Principal acusado dos atentados de Paris em 2015 nega crime

Os sobreviventes dos atentados e as famílias das vítimas esperam respostas e o interrogatório de Abdeslam representa um momento-chave.

"Eu não matei ninguém e não feri ninguém", afirmou esta quarta-feira (9) Salah Abdeslam, o principal acusado no julgamento dos atentados que causaram 130 mortos em novembro de 2015 em Paris.

"Nem um arranhão", acrescentou este francês de 32 anos, o único integrante vivo dos comandos que atacaram o Stade de France, bares e cafés na capital do país, assim como a casa de espetáculos Bataclan, antes do início do seu interrogatório em tribunal.

O primeiro interrogatório, que se concentra no período anterior ao ataque, pretende esclarecer o processo de radicalização de Abdeslam, que tinha fama de boémio, fã de casinos e boates. Durante a instrução do julgamento, permaneceu quase em silêncio total.

Salah Abdeslam também poderá responder a perguntas sobre a estadia na Síria, no início de 2015, do seu irmão Brahim - que participou do ataque a locais a céu aberto de Paris - e sobre o seu amigo Abdelhamid Abaaoud, que coordenou os atentados.

O tribunal também tentará esclarecer os motivos de uma misteriosa viagem que ele fez à Grécia, com outro dos réus.
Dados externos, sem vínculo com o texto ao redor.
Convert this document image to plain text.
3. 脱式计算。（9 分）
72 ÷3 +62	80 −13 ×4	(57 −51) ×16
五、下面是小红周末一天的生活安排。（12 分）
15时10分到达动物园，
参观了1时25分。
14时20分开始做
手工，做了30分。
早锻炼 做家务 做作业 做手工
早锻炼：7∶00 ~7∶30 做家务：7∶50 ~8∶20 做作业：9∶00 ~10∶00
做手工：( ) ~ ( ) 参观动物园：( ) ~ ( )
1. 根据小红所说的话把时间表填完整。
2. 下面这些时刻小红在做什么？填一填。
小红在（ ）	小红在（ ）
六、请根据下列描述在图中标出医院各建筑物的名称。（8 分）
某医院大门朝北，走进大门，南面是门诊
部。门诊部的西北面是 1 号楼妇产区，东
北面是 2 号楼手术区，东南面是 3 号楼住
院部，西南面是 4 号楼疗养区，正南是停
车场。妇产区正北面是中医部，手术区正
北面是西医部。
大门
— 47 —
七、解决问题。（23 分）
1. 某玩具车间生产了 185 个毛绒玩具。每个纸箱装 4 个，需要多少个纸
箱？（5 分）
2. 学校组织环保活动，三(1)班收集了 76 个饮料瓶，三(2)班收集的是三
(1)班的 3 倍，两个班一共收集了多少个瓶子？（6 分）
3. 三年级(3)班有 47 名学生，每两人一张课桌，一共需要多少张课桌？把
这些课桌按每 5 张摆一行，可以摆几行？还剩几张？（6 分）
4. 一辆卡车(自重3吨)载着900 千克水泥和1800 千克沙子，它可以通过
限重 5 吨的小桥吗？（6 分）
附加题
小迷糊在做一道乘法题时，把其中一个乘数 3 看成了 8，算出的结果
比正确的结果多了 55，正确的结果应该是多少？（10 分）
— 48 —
Mas ele responderá à primeira série de perguntas? Dois dos 14 acusados presentes a julgamento já exerceram o seu direito ao silêncio.

O sueco Osama Krayem recusou-se a falar ao considerar que o processo é uma "farsa". Por sua vez, o belga-marroquino Mohamed Bakkali explicou ao tribunal os motivos do seu silêncio: "As minhas palavras são questionadas a todo o momento, não têm mais valor".

"Desde o início do caso, não param de me caluniar", disse Abdeslam, a quem a justiça deseja "dar uma lição" com as sentenças "extremamente duras" nos casos de terrorismo. Mas isso envia, segundo ele, uma "mensagem".

"No futuro, quando um indivíduo entrar no metro ou num autocarro com uma mala cheia de 50 quilos de explosivos e no último momento afirmar 'vou desistir', ele saberá que não tem o direito, que em caso contrário será preso ou morto", acrescentou.

Os sobreviventes dos atentados e as famílias das vítimas esperam respostas e o interrogatório de Abdeslam representa um momento-chave.

"Quando olho para ele, sinto incompreensão. Como ele conseguiu fazer aquilo? (...) O julgamento vai terminar sem que nenhum de nós realmente compreenda", declarou ao canal France 2 Philippe Duperron, que perdeu o filho Thomas nos atentados e lidera uma associação de vítimas.

Em 8 de setembro, na abertura do julgamento, Abdeslam apresentou-se como "combatente" do grupo jihadista Estado Islâmico. Mais tarde, considerou que o atentado foi "inevitável" devido às intervenções militares de França na Síria, ao mesmo tempo que fez um apelo ao "diálogo" para evitar novos ataques.

Nesta quarta-feira, justificou novamente a sua pertença ao Estado Islâmico. "Vejo como (o presidente sírio) Bashar al Assad trata seu povo, mata crianças, mata inocentes. Eu apio o Estado Islâmico, amo-os", declarou o homem vestido com uma camisa branca e as mãos cruzadas.

O interrogatório de Abdeslam está previsto durar dois dias. Neste primeiro dia, esperava-se o depoimento da sua mãe, irmã e da sua ex-namorada. No entanto, o presidente do tribunal Jean-Louis Périès, anunciou a sua ausência.

Salah Abdeslam costuma manter-se impassível quando o tribunal fala dele. No início de novembro, quando a sua personalidade foi abordada, ele aceitou responder à maioria das perguntas para descrever uma vida "simples", mas sem se prolongar.

Embora "não tenha expressado nenhum arrependimento" e repete "como um papagaio" os mesmos argumentos que todos os indivíduos "radicalizados", a sua "personalidade anterior não parece ter desaparecido por completo", estimam os autores de um relatório psicológico do acusado.

No entanto, quando a esposa de outro réu começou a chorar no tribunal, ele abaixou a cabeça. Abdeslam "roubou uma parte da minha vida", disse a esposa de Mohammed Amri.